To make significant improvements we would likely need to label more data, and possibly switch to a more sophisticated model that is able to go further in terms of parsing language rather than simply relying on the presence of terms or phrases.
In the aggregate the model does show general trends, but without having a clear understanding of biases in the significant number of misclassifications, it would be too much of a leap to draw wider inferences.
Data extracted from websites has a broad range of applications and has several important benefits. For example, collection tends to be low burden and the nature of that collection allows for timely analysis. Within the ONS, there are several projects that make use of data from the web in different ways. These range from targeted collection, such as is the case for collecting price data, to more exploratory research projects, such as understanding the characteristics of high growth companies.
As part of developing our understanding of the text data extracted from business websites, we were able to assess how different businesses, from various industrial sectors, use their websites to communicate their response to COVID-19 and related measures.
Working with data extracted from websites is not without difficulties. Consideration needs to be given to how representative the data are of the wider population. In this project, linking to existing registers allowed us to quantify the extent of the relative over- and under-representation.

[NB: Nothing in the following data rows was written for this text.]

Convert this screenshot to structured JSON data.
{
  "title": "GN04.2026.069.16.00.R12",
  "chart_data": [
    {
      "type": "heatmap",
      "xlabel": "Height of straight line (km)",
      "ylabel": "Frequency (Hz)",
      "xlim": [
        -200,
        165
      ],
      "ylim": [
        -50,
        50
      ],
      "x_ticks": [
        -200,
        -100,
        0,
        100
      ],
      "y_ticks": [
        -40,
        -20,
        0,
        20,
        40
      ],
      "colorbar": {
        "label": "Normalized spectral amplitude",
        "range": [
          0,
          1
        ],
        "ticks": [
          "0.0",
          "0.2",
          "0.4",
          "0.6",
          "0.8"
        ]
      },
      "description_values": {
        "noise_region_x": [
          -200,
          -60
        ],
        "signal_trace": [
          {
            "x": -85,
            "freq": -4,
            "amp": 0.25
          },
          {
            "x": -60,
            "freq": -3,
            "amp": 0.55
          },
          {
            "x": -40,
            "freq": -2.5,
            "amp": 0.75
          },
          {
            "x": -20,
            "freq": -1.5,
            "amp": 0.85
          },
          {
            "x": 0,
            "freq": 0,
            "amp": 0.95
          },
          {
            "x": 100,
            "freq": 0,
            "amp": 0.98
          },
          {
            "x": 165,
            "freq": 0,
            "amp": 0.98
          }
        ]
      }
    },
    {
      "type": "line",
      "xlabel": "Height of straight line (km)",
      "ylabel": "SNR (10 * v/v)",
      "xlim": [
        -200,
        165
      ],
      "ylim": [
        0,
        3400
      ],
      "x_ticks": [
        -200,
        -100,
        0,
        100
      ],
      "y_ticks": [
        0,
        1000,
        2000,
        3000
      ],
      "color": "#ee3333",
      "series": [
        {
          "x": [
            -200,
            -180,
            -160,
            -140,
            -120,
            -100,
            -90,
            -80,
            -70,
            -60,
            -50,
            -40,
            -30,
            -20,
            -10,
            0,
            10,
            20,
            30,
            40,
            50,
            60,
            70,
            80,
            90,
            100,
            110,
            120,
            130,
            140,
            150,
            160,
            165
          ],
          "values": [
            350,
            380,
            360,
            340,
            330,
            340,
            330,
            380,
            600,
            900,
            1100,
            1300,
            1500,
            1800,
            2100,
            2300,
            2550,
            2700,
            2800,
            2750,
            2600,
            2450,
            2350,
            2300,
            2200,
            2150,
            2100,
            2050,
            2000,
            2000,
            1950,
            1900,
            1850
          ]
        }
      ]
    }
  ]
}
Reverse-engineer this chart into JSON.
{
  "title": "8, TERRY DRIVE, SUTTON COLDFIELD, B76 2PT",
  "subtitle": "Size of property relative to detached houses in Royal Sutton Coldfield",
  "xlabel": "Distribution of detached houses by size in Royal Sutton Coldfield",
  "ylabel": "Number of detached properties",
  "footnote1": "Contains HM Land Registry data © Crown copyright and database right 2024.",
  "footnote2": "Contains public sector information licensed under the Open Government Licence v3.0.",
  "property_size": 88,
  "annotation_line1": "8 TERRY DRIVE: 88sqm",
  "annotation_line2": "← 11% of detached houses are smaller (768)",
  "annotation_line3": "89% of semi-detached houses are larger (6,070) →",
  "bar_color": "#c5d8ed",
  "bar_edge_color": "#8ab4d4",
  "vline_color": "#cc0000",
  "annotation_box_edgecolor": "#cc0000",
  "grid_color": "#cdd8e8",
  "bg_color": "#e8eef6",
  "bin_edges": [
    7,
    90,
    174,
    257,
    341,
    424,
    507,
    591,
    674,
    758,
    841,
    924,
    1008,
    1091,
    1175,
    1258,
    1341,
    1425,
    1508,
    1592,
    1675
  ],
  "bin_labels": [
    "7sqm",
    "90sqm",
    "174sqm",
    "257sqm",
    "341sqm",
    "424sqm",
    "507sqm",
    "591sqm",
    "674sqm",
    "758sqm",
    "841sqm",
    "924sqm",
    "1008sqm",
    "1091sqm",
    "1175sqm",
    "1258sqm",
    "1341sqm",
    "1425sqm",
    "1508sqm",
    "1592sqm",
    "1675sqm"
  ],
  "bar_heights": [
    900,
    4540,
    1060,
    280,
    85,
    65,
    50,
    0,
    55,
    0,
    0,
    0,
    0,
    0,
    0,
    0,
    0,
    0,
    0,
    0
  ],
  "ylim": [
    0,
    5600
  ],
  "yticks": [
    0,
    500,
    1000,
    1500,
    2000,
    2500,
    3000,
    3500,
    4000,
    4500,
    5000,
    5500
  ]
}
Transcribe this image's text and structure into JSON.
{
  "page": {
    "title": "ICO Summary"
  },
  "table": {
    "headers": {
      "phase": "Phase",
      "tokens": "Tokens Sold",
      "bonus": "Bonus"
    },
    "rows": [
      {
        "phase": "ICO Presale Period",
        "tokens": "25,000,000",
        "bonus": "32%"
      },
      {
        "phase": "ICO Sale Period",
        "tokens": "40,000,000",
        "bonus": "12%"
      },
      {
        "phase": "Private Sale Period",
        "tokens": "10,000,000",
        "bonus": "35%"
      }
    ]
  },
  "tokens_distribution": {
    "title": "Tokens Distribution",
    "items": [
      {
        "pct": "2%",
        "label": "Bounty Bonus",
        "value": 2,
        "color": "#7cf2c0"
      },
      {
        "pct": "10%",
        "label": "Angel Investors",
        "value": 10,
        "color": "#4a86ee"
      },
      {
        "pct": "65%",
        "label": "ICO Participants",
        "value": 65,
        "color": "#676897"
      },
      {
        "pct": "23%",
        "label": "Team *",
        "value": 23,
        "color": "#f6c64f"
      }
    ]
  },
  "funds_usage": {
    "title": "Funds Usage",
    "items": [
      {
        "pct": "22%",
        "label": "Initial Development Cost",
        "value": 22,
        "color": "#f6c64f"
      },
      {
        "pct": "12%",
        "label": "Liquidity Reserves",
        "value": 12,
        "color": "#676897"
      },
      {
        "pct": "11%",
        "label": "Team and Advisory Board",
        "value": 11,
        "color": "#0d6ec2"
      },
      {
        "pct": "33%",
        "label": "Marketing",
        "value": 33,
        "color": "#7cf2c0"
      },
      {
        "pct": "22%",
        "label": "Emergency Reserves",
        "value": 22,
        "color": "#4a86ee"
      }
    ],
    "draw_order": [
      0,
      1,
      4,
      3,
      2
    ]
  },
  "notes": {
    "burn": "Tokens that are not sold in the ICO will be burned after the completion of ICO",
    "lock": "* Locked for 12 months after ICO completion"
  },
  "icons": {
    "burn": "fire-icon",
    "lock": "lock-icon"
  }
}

To extend the work done so far to be able to make inferences from a model-based classification of COVID-19 related text, there are a number of areas that would need to be addressed:
- model performance: collecting a larger training set and possibly moving to a more sophisticated model that is better able to handle language semantics
- establishing model performance by SIC, or at least assessing whether there is bias in the model (for example, if some areas use less ambiguous language); this would be helped by a better understanding of the failure modes for the model
- increase coverage of the IDBR: there are likely many companies that are not in our current dataset where it would be possible for us to pick up data for them
- looking at weighting any outputs by SIC or employment size band
- measuring any drift in the model: over the course of the pandemic, the language used and the issues addressed by businesses have changed and this is highly likely to affect model performance over time
The authors would like to thank Juan Mateos-Garcia and Alex Bishop from Nesta for their insights into working with business website data.